Sailee is a Senior Software Engineer in Informatica’s Big Data Management team focused on data integration solutions in Hadoop environment. She recently worked on the data visualization project which allows previewing hierarchical data flowing through various transformations in a Spark data pipeline. Sailee received her Master’s in Computer Science from Indian Institute of Technology Bombay. She is currently working on Informatica’s Elastic Cloud data integration project.

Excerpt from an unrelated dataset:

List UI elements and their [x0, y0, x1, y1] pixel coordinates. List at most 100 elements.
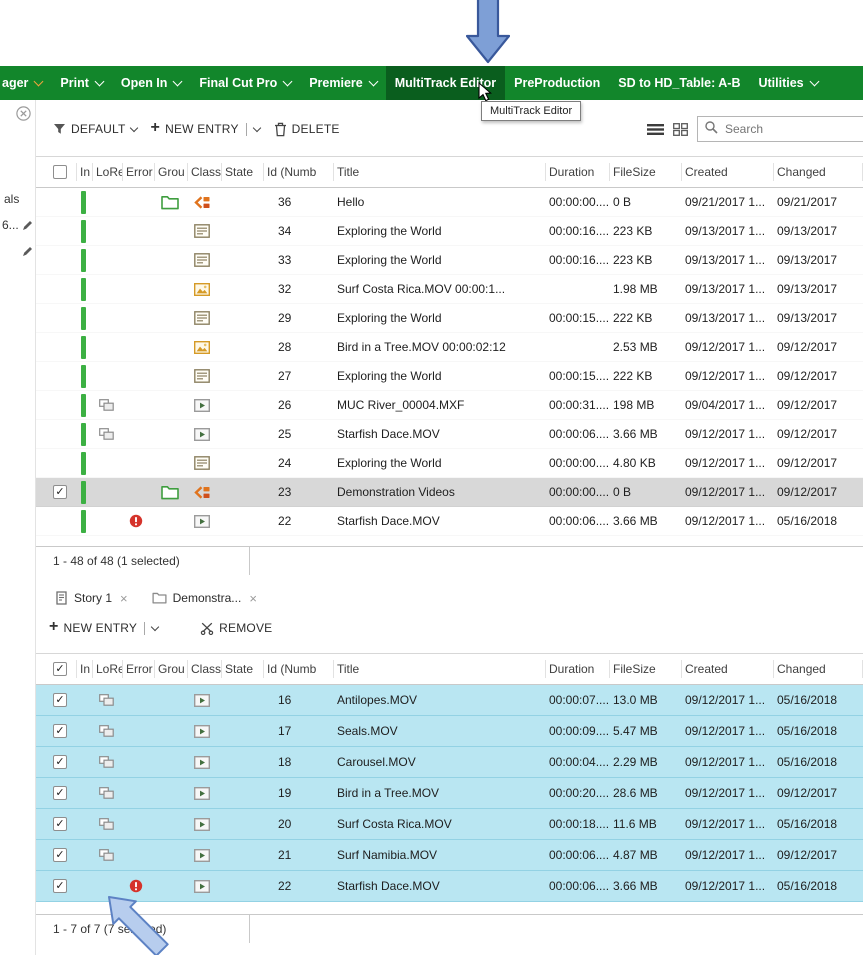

As you may already know, the open-source Spark Job Server offers a powerful platform for managing Spark jobs, jars, and contexts, turning Spark into a much more convenient and easy-to-use service. The Spark-Jobserver can keep Spark context warmed up and readily available for accepting new jobs. At Informatica we are leveraging the Spark-Jobserver offerings to solve the data-visualization use-case. Data-visualization of hierarchical data in a Big data pipeline requires executing Spark-jobs on Hadoop clusters. The Spark context reuse helped us to achieve the faster spark tast execution in combination with the jobserver. We integrated Spark-Jobserver by using its REST APIs to create and manage the life-cycle of Spark contexts. Our product combines the customer's data pipeline logic into a JAR and submits it to the Spark-Jobserver using the API.
Afterwards Spark-Jobserver maintains the first context warmed up and submit subsequent jobs to the same context, which allows quicker execution because the time spent will be only used for running the customer's domain logic and not in resource allocations or other boilerplate infrastructure work. Our production use-cases require parallel job execution and job monitoring which is readily provided by Spark-Jobserver on account of its smooth integration with Hadoop's Job History server. We were introduced and adopted Spark-Jobserver through this conference and community and would like to pay it forward by talking about our journey adopting it in our data-integration product. The key takeaways will be the major configuration touch points for using Spark-Jobserver with YARN cluster mode, how we dealt with secure/SSL-enabled Yarn clusters. We'll continue with multiple Spark-Jobserver instance, managing jobs on same/different cluster, concurrent job execution and the APIs for resolving resource for dependencies.